The prospect of clinical studies could mean a generic version of Teva’s biggest-selling product is delayed by two years, said Natali Gotlieb, a Tel Aviv-based analyst for Israel Brokerage & Investments. The Israeli drugmaker has sued to block copies from Swiss drugmaker Novartis and partner Momenta Pharmaceuticals and from U.S. generic-drug maker Mylan.
Jon Congleton, general manager of Teva’s U.S. neuroscience unit, told investors during a teleconference yesterday that Teva has heard talk about doctors being contacted about the trial but hasn’t seen actual patient recruitment begin. The conference was organized by investment bank Cowen & Company, according to a transcript. Teva does not know which drugmaker may be organizing the trial, he said.

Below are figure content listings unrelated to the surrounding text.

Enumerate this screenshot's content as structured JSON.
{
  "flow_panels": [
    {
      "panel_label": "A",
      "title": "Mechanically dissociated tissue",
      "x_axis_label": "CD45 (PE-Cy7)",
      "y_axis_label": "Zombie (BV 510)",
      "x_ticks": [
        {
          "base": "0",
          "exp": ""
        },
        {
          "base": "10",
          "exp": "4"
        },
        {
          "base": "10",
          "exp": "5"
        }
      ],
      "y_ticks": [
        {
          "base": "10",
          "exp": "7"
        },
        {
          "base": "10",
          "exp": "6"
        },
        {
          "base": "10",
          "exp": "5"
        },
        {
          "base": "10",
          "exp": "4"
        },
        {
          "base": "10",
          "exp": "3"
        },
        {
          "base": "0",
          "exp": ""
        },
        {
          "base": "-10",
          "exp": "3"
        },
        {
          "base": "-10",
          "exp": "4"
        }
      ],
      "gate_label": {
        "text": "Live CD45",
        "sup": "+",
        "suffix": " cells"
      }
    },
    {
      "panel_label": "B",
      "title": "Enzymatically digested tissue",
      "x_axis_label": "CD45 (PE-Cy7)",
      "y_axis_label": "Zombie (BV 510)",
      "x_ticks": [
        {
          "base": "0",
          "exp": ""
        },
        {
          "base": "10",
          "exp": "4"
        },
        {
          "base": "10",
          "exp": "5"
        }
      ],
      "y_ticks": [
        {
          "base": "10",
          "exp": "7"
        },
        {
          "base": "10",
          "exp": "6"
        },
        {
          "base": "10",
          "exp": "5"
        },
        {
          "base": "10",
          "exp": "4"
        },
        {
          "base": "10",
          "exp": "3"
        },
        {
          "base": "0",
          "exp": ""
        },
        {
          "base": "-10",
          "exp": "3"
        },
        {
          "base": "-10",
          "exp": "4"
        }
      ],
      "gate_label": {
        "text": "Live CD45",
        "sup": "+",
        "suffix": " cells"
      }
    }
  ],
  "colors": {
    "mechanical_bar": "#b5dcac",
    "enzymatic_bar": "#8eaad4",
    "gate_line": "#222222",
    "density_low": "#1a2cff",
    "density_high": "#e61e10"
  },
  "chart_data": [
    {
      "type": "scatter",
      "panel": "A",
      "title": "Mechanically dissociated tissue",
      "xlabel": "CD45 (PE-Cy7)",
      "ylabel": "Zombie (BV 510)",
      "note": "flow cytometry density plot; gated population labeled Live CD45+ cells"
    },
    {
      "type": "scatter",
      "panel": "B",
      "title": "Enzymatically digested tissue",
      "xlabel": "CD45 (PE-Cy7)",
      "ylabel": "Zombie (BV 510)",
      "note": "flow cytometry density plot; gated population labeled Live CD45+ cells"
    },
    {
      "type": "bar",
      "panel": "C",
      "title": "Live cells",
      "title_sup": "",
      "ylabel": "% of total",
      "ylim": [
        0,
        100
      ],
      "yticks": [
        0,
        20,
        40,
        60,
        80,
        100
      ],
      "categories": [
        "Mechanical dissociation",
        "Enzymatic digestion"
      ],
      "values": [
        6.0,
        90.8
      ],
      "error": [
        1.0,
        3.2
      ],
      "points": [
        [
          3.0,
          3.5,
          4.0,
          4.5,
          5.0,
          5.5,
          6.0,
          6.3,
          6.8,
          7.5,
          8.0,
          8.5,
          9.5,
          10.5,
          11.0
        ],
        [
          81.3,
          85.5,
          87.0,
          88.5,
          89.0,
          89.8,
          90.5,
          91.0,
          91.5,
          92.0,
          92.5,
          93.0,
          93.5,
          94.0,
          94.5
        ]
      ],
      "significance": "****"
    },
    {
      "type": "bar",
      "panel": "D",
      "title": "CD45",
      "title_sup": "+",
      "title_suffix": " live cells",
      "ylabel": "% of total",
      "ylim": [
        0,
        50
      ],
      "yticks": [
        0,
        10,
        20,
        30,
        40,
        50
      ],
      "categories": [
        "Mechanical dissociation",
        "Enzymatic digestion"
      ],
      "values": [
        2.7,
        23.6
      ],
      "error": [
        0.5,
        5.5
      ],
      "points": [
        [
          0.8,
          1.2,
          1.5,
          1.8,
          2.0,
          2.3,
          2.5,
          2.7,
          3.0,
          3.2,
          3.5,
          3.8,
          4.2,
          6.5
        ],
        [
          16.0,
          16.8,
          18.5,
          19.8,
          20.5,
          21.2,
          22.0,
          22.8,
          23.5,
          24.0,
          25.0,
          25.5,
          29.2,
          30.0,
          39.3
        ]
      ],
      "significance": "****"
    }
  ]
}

Copaxone had sales of $3.3 billion last year. Teva has said the 14-year-old injected treatment is too complicated to copy without patient trials to prove a generic version is as effective as the original.
“It would be great news for Teva, the best news,” if a clinical trial were required, said Gotlieb. “It will take them longer to achieve approval and would be expensive to run clinical trials.”
A trial could delay U.S. approval of a Copaxone generic for two years, including six months to one year to conduct the trial and a year to review the results and submit data to the FDA, Gotlieb said.
Momenta spokeswoman Beverly Holley said Momenta is seeking approval for its copy as a generic in an FDA application process that doesn’t require clinical trials.